MOSCOW, November 19 (Sputnik) – Auditors from KPMG, PricewaterhouseCoopers (PwC), Deloitte and Ernst & Young (EY) are facing a decline in demand for their services from a number of Russian state-owned companies, Russian newspaper Kommersant reported Wednesday.
"There is an implicit recommendation to the state-owned companies to suspend their work with international auditors and consultants," Kirill Altukhov, partner at KPMG’s Russia and the CIS audit department, was quoted as saying by the newspaper.
The news that the state enterprises are freezing relations with the so-called Big Four audit firms – KPMG, PwC, Deloitte and Ernst & Young – came on Tuesday at a meeting of the Financial and Accounting Consultants (FBK) economic club, one of Russia’s leading national audit and consulting groups.
"Indeed, there has been a sort of internal tacit order to the heads of several state-owned companies. Some of them are already involved in talks with the Russian auditors on conclusion of contracts on audit accounting for 2015," Altukhov added.
One of the undisclosed Russian audit companies also confirmed this information to business daily Kommersant.
The main industry avoiding working with Western auditors and consultants is the military-industrial complex, the undisclosed interviewee was quoted by the newspaper as saying. A spokesperson of state corporation Rostec, which promotes the development, production and export of high-tech industrial products for civil and defense use, told Kommersant that no instructions prohibiting work with foreign auditors were received.
Two top-managers from the Russian defense industry informed Kommersant that some companies are refusing to cooperate with the Big Four auditors, the largest international professional services networks. However, they insisted that it was an independent decision taken by the companies, adopted because of fears of possible leaks of strategically important data.

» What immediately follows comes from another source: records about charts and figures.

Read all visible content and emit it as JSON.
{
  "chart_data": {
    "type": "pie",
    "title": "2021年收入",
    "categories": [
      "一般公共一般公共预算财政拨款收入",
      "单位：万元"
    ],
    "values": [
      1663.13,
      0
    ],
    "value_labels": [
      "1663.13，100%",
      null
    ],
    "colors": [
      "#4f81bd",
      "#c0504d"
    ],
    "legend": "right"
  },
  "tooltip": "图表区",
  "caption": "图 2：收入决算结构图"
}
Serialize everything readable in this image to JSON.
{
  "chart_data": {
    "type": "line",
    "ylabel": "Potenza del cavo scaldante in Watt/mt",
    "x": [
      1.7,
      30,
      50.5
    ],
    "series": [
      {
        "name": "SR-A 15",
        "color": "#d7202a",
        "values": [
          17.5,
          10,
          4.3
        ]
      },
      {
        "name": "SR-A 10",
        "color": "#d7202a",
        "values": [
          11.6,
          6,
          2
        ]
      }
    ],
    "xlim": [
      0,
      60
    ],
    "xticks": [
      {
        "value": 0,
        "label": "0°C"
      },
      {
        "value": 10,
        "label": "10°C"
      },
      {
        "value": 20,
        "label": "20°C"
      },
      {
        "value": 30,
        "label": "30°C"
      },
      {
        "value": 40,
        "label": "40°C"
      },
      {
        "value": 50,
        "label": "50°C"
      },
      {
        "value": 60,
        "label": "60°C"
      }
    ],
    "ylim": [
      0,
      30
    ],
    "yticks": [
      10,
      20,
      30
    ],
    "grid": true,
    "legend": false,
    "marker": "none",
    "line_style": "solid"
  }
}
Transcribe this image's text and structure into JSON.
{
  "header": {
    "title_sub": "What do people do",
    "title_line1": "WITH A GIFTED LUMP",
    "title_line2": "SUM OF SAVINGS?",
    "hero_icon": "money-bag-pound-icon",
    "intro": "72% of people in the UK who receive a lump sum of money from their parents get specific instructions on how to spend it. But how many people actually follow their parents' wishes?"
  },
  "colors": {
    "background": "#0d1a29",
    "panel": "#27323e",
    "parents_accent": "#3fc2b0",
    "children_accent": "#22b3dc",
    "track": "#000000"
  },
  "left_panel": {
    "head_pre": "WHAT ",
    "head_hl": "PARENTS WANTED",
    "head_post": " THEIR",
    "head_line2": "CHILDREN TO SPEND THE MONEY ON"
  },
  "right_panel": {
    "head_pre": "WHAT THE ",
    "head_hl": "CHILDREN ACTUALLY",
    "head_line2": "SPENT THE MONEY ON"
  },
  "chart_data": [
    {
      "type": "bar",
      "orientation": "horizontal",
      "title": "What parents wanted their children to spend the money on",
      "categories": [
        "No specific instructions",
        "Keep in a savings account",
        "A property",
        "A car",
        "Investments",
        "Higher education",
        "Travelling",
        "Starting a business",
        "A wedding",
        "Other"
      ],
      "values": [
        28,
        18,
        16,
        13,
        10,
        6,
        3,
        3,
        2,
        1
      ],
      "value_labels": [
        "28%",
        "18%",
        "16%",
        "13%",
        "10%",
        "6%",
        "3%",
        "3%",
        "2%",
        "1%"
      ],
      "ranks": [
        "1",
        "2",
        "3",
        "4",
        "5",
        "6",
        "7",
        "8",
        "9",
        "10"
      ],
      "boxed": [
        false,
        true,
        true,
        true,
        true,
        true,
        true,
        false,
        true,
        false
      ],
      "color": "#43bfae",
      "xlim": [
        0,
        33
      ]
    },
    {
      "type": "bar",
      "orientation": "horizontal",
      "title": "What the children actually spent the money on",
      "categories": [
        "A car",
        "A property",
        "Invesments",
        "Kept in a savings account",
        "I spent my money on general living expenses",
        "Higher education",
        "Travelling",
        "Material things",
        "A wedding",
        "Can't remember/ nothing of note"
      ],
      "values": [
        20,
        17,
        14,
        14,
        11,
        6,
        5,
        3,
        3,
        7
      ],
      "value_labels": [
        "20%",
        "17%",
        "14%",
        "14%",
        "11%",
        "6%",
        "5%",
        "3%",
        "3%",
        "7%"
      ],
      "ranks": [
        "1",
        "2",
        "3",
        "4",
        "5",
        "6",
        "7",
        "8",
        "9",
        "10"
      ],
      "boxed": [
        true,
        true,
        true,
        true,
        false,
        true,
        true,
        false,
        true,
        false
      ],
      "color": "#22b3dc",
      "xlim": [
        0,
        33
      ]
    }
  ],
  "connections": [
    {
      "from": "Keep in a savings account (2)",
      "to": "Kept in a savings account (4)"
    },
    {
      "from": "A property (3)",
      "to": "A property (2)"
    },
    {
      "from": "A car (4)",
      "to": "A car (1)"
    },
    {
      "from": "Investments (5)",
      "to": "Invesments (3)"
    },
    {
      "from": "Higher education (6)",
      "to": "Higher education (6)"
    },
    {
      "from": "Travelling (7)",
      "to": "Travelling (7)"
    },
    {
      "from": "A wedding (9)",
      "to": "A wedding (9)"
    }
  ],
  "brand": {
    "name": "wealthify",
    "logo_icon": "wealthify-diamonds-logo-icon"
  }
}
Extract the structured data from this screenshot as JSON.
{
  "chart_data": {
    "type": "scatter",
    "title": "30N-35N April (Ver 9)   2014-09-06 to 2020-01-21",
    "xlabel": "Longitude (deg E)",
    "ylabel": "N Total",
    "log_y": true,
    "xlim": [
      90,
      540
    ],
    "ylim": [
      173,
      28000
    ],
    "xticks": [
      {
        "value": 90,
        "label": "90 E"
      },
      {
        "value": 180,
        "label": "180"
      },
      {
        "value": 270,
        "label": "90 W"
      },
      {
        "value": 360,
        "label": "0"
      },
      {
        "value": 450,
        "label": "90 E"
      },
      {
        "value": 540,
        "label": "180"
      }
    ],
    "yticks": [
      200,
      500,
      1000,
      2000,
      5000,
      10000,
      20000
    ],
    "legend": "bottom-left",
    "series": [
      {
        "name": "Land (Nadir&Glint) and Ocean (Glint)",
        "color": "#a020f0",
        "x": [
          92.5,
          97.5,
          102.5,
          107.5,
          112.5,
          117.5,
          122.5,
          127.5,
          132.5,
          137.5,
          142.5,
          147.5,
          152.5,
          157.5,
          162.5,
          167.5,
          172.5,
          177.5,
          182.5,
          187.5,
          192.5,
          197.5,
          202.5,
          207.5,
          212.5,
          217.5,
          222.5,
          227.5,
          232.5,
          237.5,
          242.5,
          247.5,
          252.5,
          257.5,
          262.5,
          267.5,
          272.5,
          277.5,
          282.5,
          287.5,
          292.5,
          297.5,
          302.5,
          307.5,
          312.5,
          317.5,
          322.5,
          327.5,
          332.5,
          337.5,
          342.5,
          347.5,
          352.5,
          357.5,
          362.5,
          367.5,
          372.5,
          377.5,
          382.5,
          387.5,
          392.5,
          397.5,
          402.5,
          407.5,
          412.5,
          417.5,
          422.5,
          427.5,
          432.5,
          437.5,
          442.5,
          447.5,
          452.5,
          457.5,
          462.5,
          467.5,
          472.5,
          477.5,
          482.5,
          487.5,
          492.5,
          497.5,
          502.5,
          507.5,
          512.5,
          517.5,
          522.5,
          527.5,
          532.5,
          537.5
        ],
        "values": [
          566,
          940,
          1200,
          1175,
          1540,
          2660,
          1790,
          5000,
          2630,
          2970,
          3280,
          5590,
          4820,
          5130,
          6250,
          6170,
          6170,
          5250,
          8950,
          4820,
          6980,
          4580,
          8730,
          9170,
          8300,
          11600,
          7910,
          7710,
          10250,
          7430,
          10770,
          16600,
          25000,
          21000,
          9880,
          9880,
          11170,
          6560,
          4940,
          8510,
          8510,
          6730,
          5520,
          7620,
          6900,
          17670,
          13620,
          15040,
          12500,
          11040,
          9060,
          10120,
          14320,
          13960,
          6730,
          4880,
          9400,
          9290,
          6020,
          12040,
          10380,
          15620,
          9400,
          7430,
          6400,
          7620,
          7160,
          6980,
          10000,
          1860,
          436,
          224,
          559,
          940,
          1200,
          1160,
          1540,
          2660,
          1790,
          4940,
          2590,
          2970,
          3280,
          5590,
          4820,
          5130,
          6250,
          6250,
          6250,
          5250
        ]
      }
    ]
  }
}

"A number of state-owned companies, especially in the defense industry, now do not simply have access to external markets and in the short term, will not probably get one. That is why, they do not need more expensive audit," Alexander Turbanov, the president of the central council of Russia’s Audit Chamber, told the newspaper, explaining the rupture of relations with the Big Four because of reasons linked to economic expediency.
The above-mentioned audit firms have already seen restrictions placed on their activities in Russia since the end of August.
According to Russian newspaper Vedomosti, the issue was about prohibiting them from working with state secrets. In the middle of November, State Duma deputies, Igor Lebedev, Yaroslav Nilov and Andrey Svintsov, all from the Liberal Democratic Party of Russia, offered to amend the law "On audit activities" and prohibit foreign companies to conduct the audit of enterprises with state participation.
Meanwhile, the Big Four still have the lion’s share of the Russian market. The Big Four currently makes up 42.6 percent of the Russian audit industry, the Finance Ministry reported.
KPMG is one of the largest professional services companies in the world. Its global headquarters is located in Amstelveen, the Netherlands. The name "KPMG" was chosen when KMG (Klynveld Main Goerdeler) merged with Peat Marwick.
PwC is the world's second-largest professional services network, as measured by 2014 revenues. It is a network of firms in 157 countries with more than 195,400 employees.
Deloitte is the brand under which tens of thousands of professionals in independent firms throughout the world collaborate to provide audit, consulting, financial advisory, risk management and tax services. These firms are members of Deloitte Touche Tohmatsu Limited, a UK private company limited by guarantee ("DTTL").
Ernst & Young (EY) is a multinational company headquartered in London, United Kingdom. It has 190,000 employees and more than 700 offices in over 150 countries.